Allah Kuran’da müminler için şöyle bildirir:
“Haberiniz olsun; Allah’ın velileri, onlar için korku yoktur,
mahzun da olmayacaklardır. Onlar iman edenler ve (Allah’tan) sakınanlardır.
Müjde, dünya hayatında ve ahirette onlarındır. Allah’ın sözleri için değişiklik
yoktur. İşte büyük ‘kurtuluş ve mutluluk’ budur.” (Yunus Suresi, 62-64)

20 Şubat 2014 Perşembe
ALLAH'IN BEĞENMEYECEĞİ BİR AHLAKI YAŞAMAKTAN SAKINMA İSTEĞİ, KİŞİNİN, NEFSİNİ İSTEDİĞİ GİBİ DİZGİNLEYEBİLMESİNİ VE EĞİTEBİLMESİNİ SAĞLAR.
İnsanlara fayda vermek amacıyla yapılan bazı tavırların ardında gizlenebilen enaniyet tehlikesine karşı dikkatli olmak...
Enaniyet, nefiste var olan ve insanın hayatı boyunca çok
büyük bir titizlik, dikkat ve uyanıklıkla sakınması gereken kötülüklerden biridir.
İnsanı, kendisinin bile tahmin edemeyeceği bir ahlaka, hayat şekline ve bozuk
bir mantığa sürükleyebilecek çok tehlikeli bir duygudur.
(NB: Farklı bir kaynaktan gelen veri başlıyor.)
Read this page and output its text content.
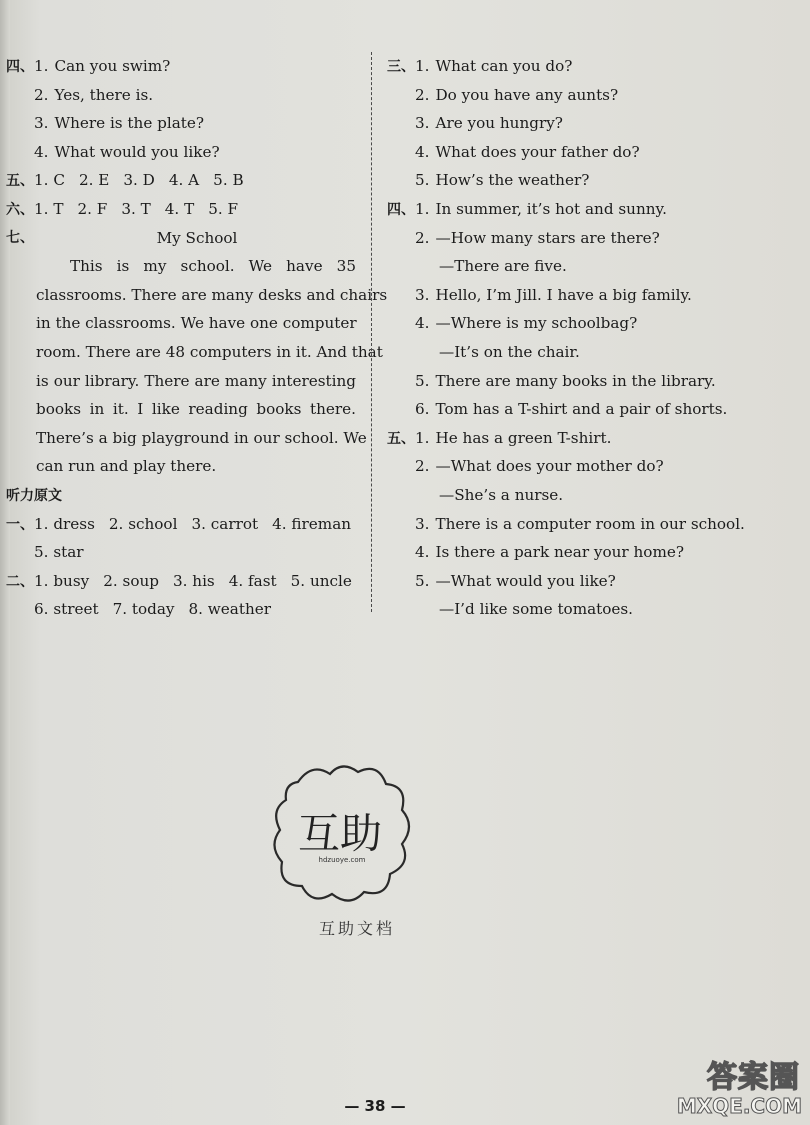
四、1. Can you swim?
2. Yes, there is.
3. Where is the plate?
4. What would you like?
五、1. C 2. E 3. D 4. A 5. B
六、1. T 2. F 3. T 4. T 5. F
七、	My School
This is my school. We have 35
classrooms. There are many desks and chairs
in the classrooms. We have one computer
room. There are 48 computers in it. And that
is our library. There are many interesting
books in it. I like reading books there.
There’s a big playground in our school. We
can run and play there.
听力原文
一、1. dress 2. school 3. carrot 4. fireman
5. star
二、1. busy 2. soup 3. his 4. fast 5. uncle
6. street 7. today 8. weather
三、1. What can you do?
2. Do you have any aunts?
3. Are you hungry?
4. What does your father do?
5. How’s the weather?
四、1. In summer, it’s hot and sunny.
2. —How many stars are there?
—There are five.
3. Hello, I’m Jill. I have a big family.
4. —Where is my schoolbag?
—It’s on the chair.
5. There are many books in the library.
6. Tom has a T-shirt and a pair of shorts.
五、1. He has a green T-shirt.
2. —What does your mother do?
—She’s a nurse.
3. There is a computer room in our school.
4. Is there a park near your home?
5. —What would you like?
—I’d like some tomatoes.
互助
hdzuoye.com
互助文档
— 38 —
答案圈
MXQE.COM
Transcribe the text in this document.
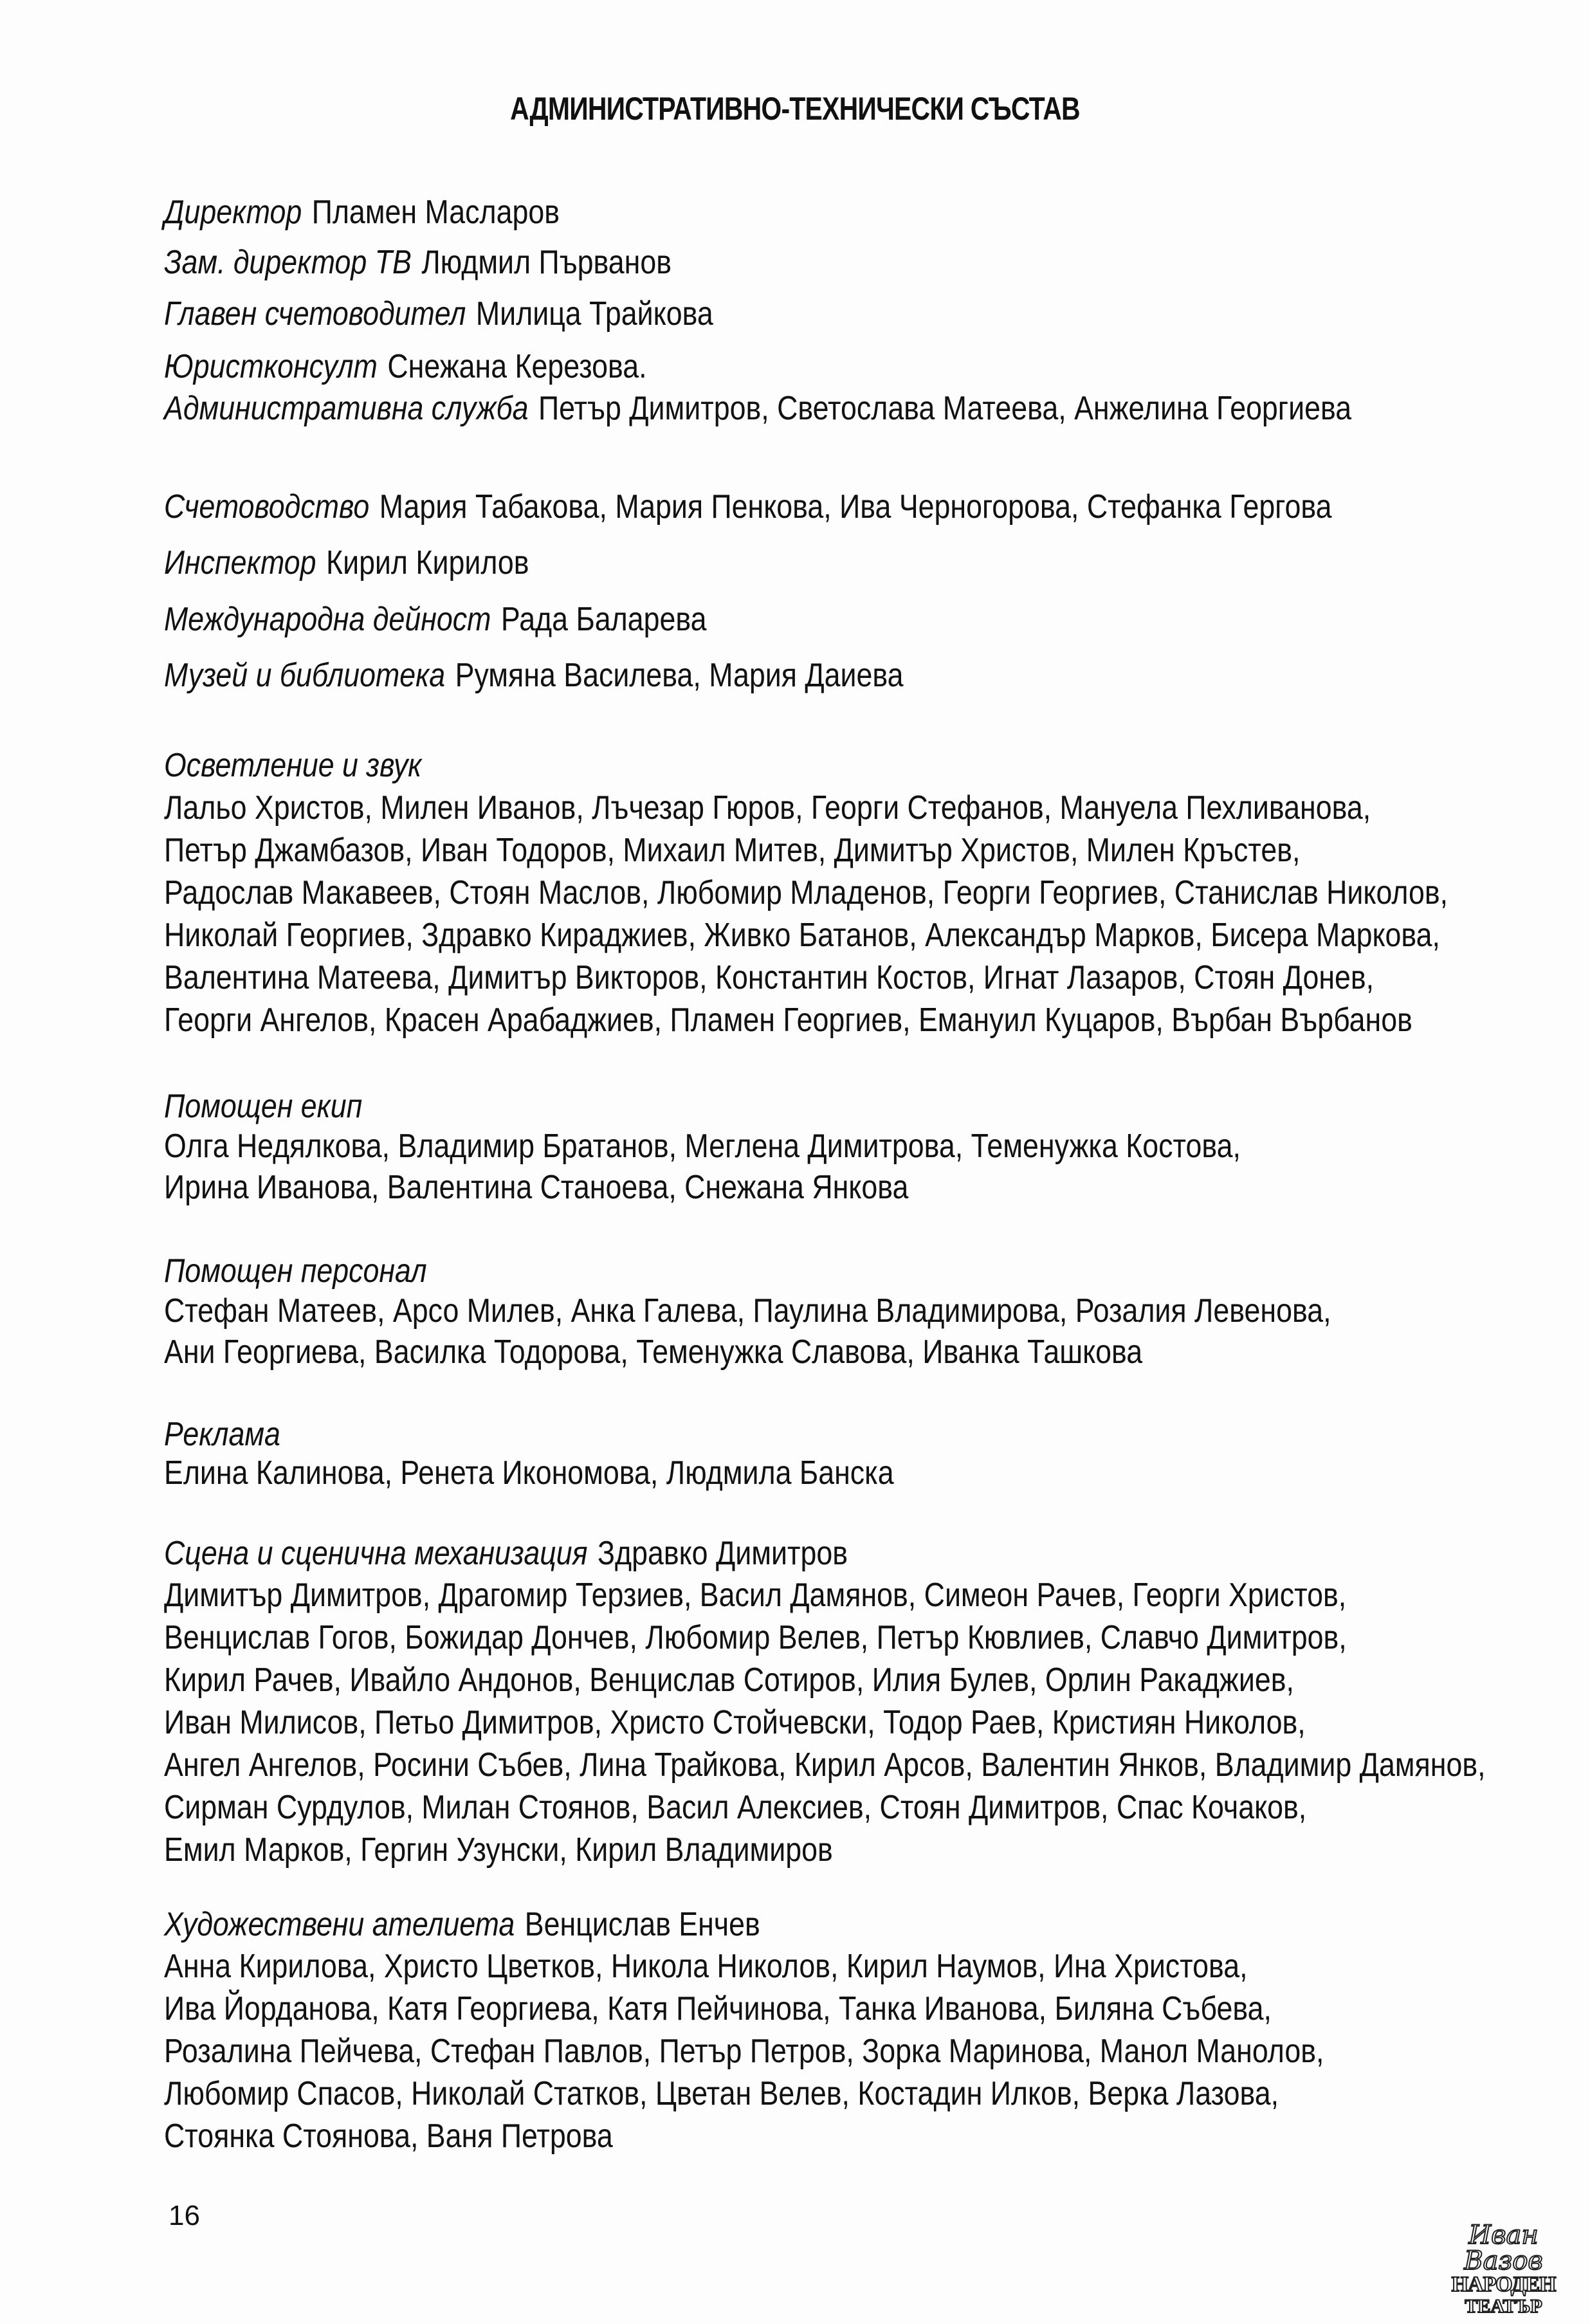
АДМИНИСТРАТИВНО-ТЕХНИЧЕСКИ СЪСТАВ
Директор Пламен Масларов
Зам. директор ТВ Людмил Първанов
Главен счетоводител Милица Трайкова
Юристконсулт Снежана Керезова.
Административна служба Петър Димитров, Светослава Матеева, Анжелина Георгиева
Счетоводство Мария Табакова, Мария Пенкова, Ива Черногорова, Стефанка Гергова
Инспектор Кирил Кирилов
Международна дейност Рада Баларева
Музей и библиотека Румяна Василева, Мария Даиева
Осветление и звук
Лальо Христов, Милен Иванов, Лъчезар Гюров, Георги Стефанов, Мануела Пехливанова,
Петър Джамбазов, Иван Тодоров, Михаил Митев, Димитър Христов, Милен Кръстев,
Радослав Макавеев, Стоян Маслов, Любомир Младенов, Георги Георгиев, Станислав Николов,
Николай Георгиев, Здравко Кираджиев, Живко Батанов, Александър Марков, Бисера Маркова,
Валентина Матеева, Димитър Викторов, Константин Костов, Игнат Лазаров, Стоян Донев,
Георги Ангелов, Красен Арабаджиев, Пламен Георгиев, Емануил Куцаров, Върбан Върбанов
Помощен екип
Олга Недялкова, Владимир Братанов, Меглена Димитрова, Теменужка Костова,
Ирина Иванова, Валентина Станоева, Снежана Янкова
Помощен персонал
Стефан Матеев, Арсо Милев, Анка Галева, Паулина Владимирова, Розалия Левенова,
Ани Георгиева, Василка Тодорова, Теменужка Славова, Иванка Ташкова
Реклама
Елина Калинова, Ренета Икономова, Людмила Банска
Сцена и сценична механизация Здравко Димитров
Димитър Димитров, Драгомир Терзиев, Васил Дамянов, Симеон Рачев, Георги Христов,
Венцислав Гогов, Божидар Дончев, Любомир Велев, Петър Кювлиев, Славчо Димитров,
Кирил Рачев, Ивайло Андонов, Венцислав Сотиров, Илия Булев, Орлин Ракаджиев,
Иван Милисов, Петьо Димитров, Христо Стойчевски, Тодор Раев, Кристиян Николов,
Ангел Ангелов, Росини Събев, Лина Трайкова, Кирил Арсов, Валентин Янков, Владимир Дамянов,
Сирман Сурдулов, Милан Стоянов, Васил Алексиев, Стоян Димитров, Спас Кочаков,
Емил Марков, Гергин Узунски, Кирил Владимиров
Художествени ателиета Венцислав Енчев
Анна Кирилова, Христо Цветков, Никола Николов, Кирил Наумов, Ина Христова,
Ива Йорданова, Катя Георгиева, Катя Пейчинова, Танка Иванова, Биляна Събева,
Розалина Пейчева, Стефан Павлов, Петър Петров, Зорка Маринова, Манол Манолов,
Любомир Спасов, Николай Статков, Цветан Велев, Костадин Илков, Верка Лазова,
Стоянка Стоянова, Ваня Петрова
16
Иван Вазов
НАРОДЕН
ТЕАТЪР
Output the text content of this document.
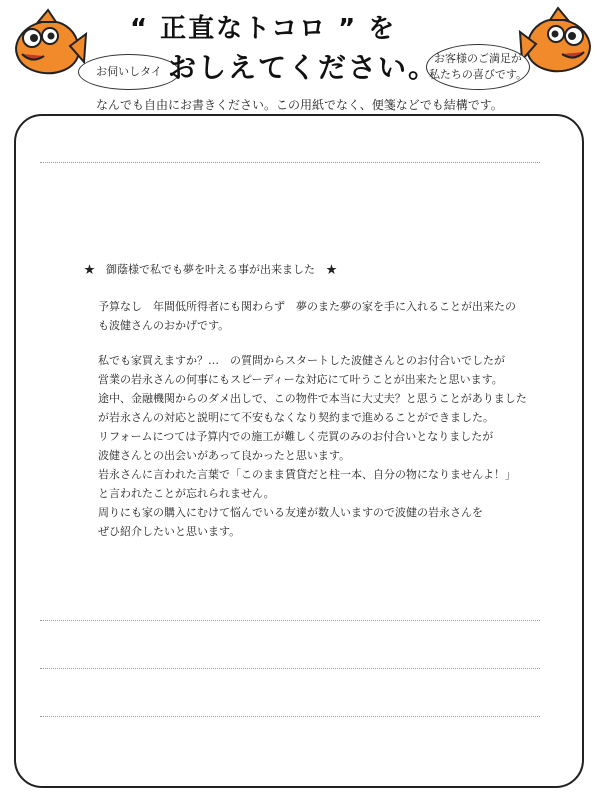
お伺いしタイ
お客様のご満足が
私たちの喜びです。
“ 正直なトコロ ” を
おしえてください。
なんでも自由にお書きください。この用紙でなく、便箋などでも結構です。
★　御蔭様で私でも夢を叶える事が出来ました　★
予算なし　年間低所得者にも関わらず　夢のまた夢の家を手に入れることが出来たの
も波健さんのおかげです。
私でも家買えますか？…　の質問からスタートした波健さんとのお付合いでしたが
営業の岩永さんの何事にもスピーディーな対応にて叶うことが出来たと思います。
途中、金融機関からのダメ出しで、この物件で本当に大丈夫？と思うことがありました
が岩永さんの対応と説明にて不安もなくなり契約まで進めることができました。
リフォームにつては予算内での施工が難しく売買のみのお付合いとなりましたが
波健さんとの出会いがあって良かったと思います。
岩永さんに言われた言葉で「このまま賃貸だと柱一本、自分の物になりませんよ！」
と言われたことが忘れられません。
周りにも家の購入にむけて悩んでいる友達が数人いますので波健の岩永さんを
ぜひ紹介したいと思います。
Enaniyetin en derin
boyutunda yaşayan şeytanın da, insanı hayatının sonuna kadar bu yönde aldatmaya
çalışacağı düşünüldüğünde, enaniyete karşı ne kadar dikkatli bir yaklaşım
içerisinde olunması gerektiği çok daha iyi anlaşılmaktadır.
Nefsin, insanı açıktan açığa enaniyete sürükleyebileceği
pek çok konu vardır.
Ancak bunların yanı sıra, bir de gizlice ve sinsice bu duyguyu yaşatabileceği durumlar söz konusudur. Bazen nefis, son derece meşru, rahmani ve faydalı tavırları, gizlice kişinin enaniyetini sürdürecek bir zemin bulması için kullanabilir. İşte bu meşru konular arasında ‘insanlara iyiliği hatırlatmak, faydalı tavsiyelerde bulunmak ya da eleştiri yapmak’ gibi davranışlar da vardır.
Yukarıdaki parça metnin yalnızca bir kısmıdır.